Brookline-based Internet startup Elm wants to help experts make money by putting their knowledge on the web.
Whether you’re trying to lose weight or buy a car, experts exist who can help you make a better-informed decision. According to Elm CEO Alon Landa, the Internet offers little in the way of a platform or an incentive for experts to dispense such valuable information.
Elm’s product is a framework for experts on any given subject to dispense and monetize their advice. Subject experts would enter their knowledge into the platform, which then becomes available via instant message with an automated avatar. The chat would be available through widgets on partnering websites and would carry targeted, contextual advertising.

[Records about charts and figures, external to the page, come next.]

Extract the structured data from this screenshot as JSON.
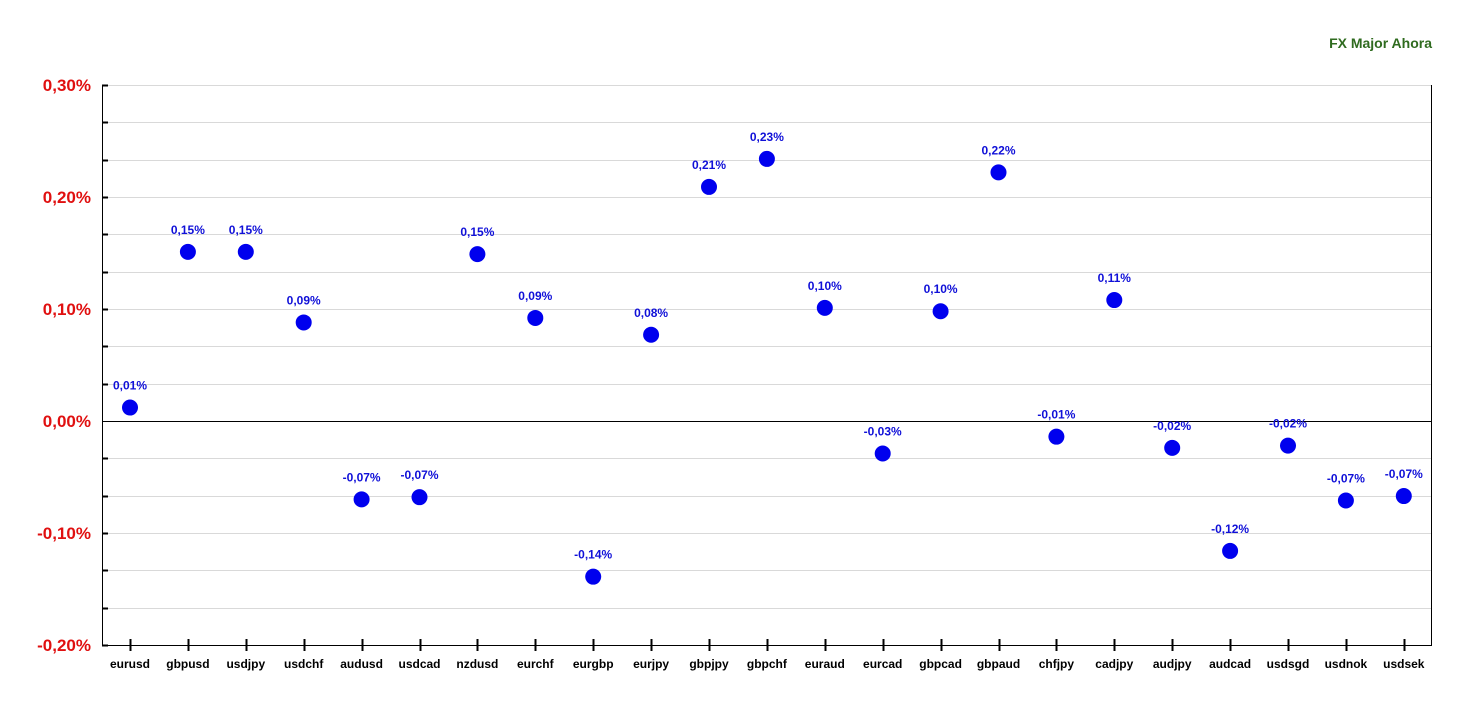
{
  "chart_data": {
    "type": "scatter",
    "title": "FX Major Ahora",
    "categories": [
      "eurusd",
      "gbpusd",
      "usdjpy",
      "usdchf",
      "audusd",
      "usdcad",
      "nzdusd",
      "eurchf",
      "eurgbp",
      "eurjpy",
      "gbpjpy",
      "gbpchf",
      "euraud",
      "eurcad",
      "gbpcad",
      "gbpaud",
      "chfjpy",
      "cadjpy",
      "audjpy",
      "audcad",
      "usdsgd",
      "usdnok",
      "usdsek"
    ],
    "values": [
      0.012,
      0.151,
      0.151,
      0.088,
      -0.07,
      -0.068,
      0.149,
      0.092,
      -0.139,
      0.077,
      0.209,
      0.234,
      0.101,
      -0.029,
      0.098,
      0.222,
      -0.014,
      0.108,
      -0.024,
      -0.116,
      -0.022,
      -0.071,
      -0.067
    ],
    "labels": [
      "0,01%",
      "0,15%",
      "0,15%",
      "0,09%",
      "-0,07%",
      "-0,07%",
      "0,15%",
      "0,09%",
      "-0,14%",
      "0,08%",
      "0,21%",
      "0,23%",
      "0,10%",
      "-0,03%",
      "0,10%",
      "0,22%",
      "-0,01%",
      "0,11%",
      "-0,02%",
      "-0,12%",
      "-0,02%",
      "-0,07%",
      "-0,07%"
    ],
    "ylim": [
      -0.2,
      0.3
    ],
    "yticks": [
      0.3,
      0.2,
      0.1,
      0.0,
      -0.1,
      -0.2
    ],
    "ytick_labels": [
      "0,30%",
      "0,20%",
      "0,10%",
      "0,00%",
      "-0,10%",
      "-0,20%"
    ],
    "xlabel": "",
    "ylabel": "",
    "grid": true,
    "colors": {
      "marker": "#0000ee",
      "data_label": "#1010d8",
      "ytick_label": "#e01010",
      "title": "#2f6b1f",
      "grid": "#d9d9d9",
      "axis": "#000000"
    }
  }
}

Other advice websites, including Yahoo Inc.’s Yahoo Answers, Yelp, or About.com, would seem to perform a similar service, but Landa said he sees these sites as potential partners who could use Elm’s widgets rather than as competition.
The five-person company will begin a proof-of-concept phase in September. Elm is trying to raise $500,000 in funding from accredited investors, Landa said, and the company will likely seek a second round of funding, from angels investors or venture capitalists, after September.
Founded in January 2007, “Elm” was initially an acronym for “Executive Life Manager” — the name stuck when the business plan changed. Elm is taking its time getting up and running, Landa said.
“If we go at 1,000 miles an hour right now, we’re going to build 80 percent the wrong thing,” said Landa, a technology consultant and software engineer who started his tech career building satellite applications for IBM Corp. and Lockheed Martin Corp. in the 1990s.
The tool would be free for partner companies to use, Landa said. The company plans to make money by sharing revenue generated by the ads in the automated chats.
“Our market is just about anything you can do a ‘dummies’ (book) for,” he said.
John Wilbanks, vice president of Science Commons and former assistant director at the Harvard University’s Berkman Center for Internet and Society, said the killer app in the space would be technology that retrieved the most relevant answer to a question first. Too many incorrect or unrelated answers and people will stop using the widget, Wilbanks said.